Mobara didn’t even stick to the Code which was the basis for her ensuring that my complaint didn’t get as far as the Ombudsman Johan Retief.
Under a Settlement by the Public Advocate heading it states that she has to try and obtain a settlement between the parties after getting a response to the complaint from the publication concerned. If a settlement is not possible the matter has to be referred to the Ombudsman for adjudication.
But all she did was dismiss my complaint herself by accepting Smuts’ version.
How questionable is that especially in view of Smuts’ cosy connection to the Council.
The paper’s claims to have been honest forever were debunked completely in 2008. That was when its reporting standards had reached such a low ebb that it appointed a four person independent panel headed by former Mail and Guardian Editor Anton Harber to find out what was going on.
The muck ups had forced it to make embarrassing retractions in relation to some of its most sensational 2007 and 2008 stories.
The Harber Inquiry produced a long list of recommendations in an 88 page report. A 900 word summary of this appeared on the TimesLive website in December 2008, but the paper was evidently too ashamed to let us all see the entire findings.
In 2011 freelance Michelle Solomon’s Daily Maverick’s article Sunday Times and Me disclosed that even through the Promotion of Information Act she was unable to prize the full report out of Avusa, the company that owned the paper at the time and subsequently became the Times Media Group.
She began with this telling indictment of her profession:
“As a young journalist, I am still struggling to understand why there is such a gap between what we, the media, preach and what we actually do and why it is considered so natural.”
She quoted Harber, the Professor of Journalism& Media Studies at the University of the Witwatersrand, as saying the company was “being silly” by not releasing the full report.
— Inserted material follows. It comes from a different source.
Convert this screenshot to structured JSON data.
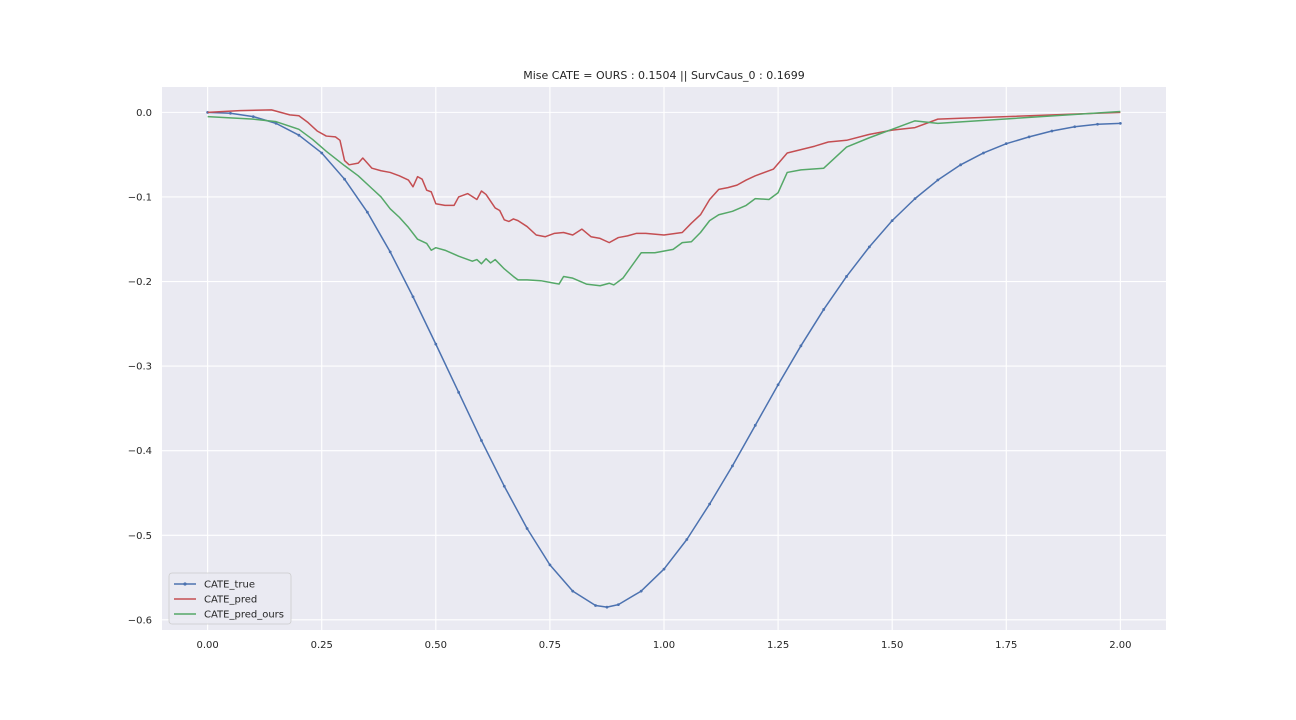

“The Sunday Times should set an example for the kind of openness and public accountability they expect from others,” he told her.
He added that he was disappointed that so few of the panel’s recommendations had been implemented.
He and his colleagues had to sign a confidentiality agreement before beginning their work. So from the start the Sunday Times was determined to do everything possible to ensure its dirty washing never got hung out on the line.


This is how Michelle Solomon ended her Daily Maverick
article

HOW MANY PEOPLE WHO DON’T BENEFIT FROM IT WILL AGREE THAT POLICING YOURSELF IS AN ACCEPTABLE FORM OF JUSTICE? IT’S DEPLORABLE THAT THE PRESS, WHICH IS QUICK TO TELL OTHER PEOPLE HOW TO RUN THEIR LIVES, HAS BEEN ALLOWED TO HIDE BEHIND ITS OWN SELF PROTECTION SHIELD FOR SO LONG.
This is the "judgement" I finally got from the Ombudsman Johan Retief via Mobara and my reply.
 It is similar to the brushoff I got from the ASA (Advertising Standards Authority) when I
 complained about the dubious ads in The Citizen newspaper 
(http:citizens-aladdins-cave-of.html)
NO WONDER THE SOUTH AFRICAN GOVERNMENT HAS BEEN THREATENING TO APPOINT A STATUTORY MEDIA TRIBUNAL TO CONTROL THIS INDUSTRY THAT CONSIDERS ITSELF SO SPECIAL.

Regards
Jon, the Poor Man’s Press Ombudsman who tells it like it is.

P.S. This entire Post of mine is PURE COMMENT, so that lets me off the hook if anything might be slightly wrong, completely wrong or has absolutely no basis at all. This is according to Paragraphs 5.1 to 20.4 of the POOR MAN’S PRESS OMBUDSMAN’S CODE OF CONDUCT.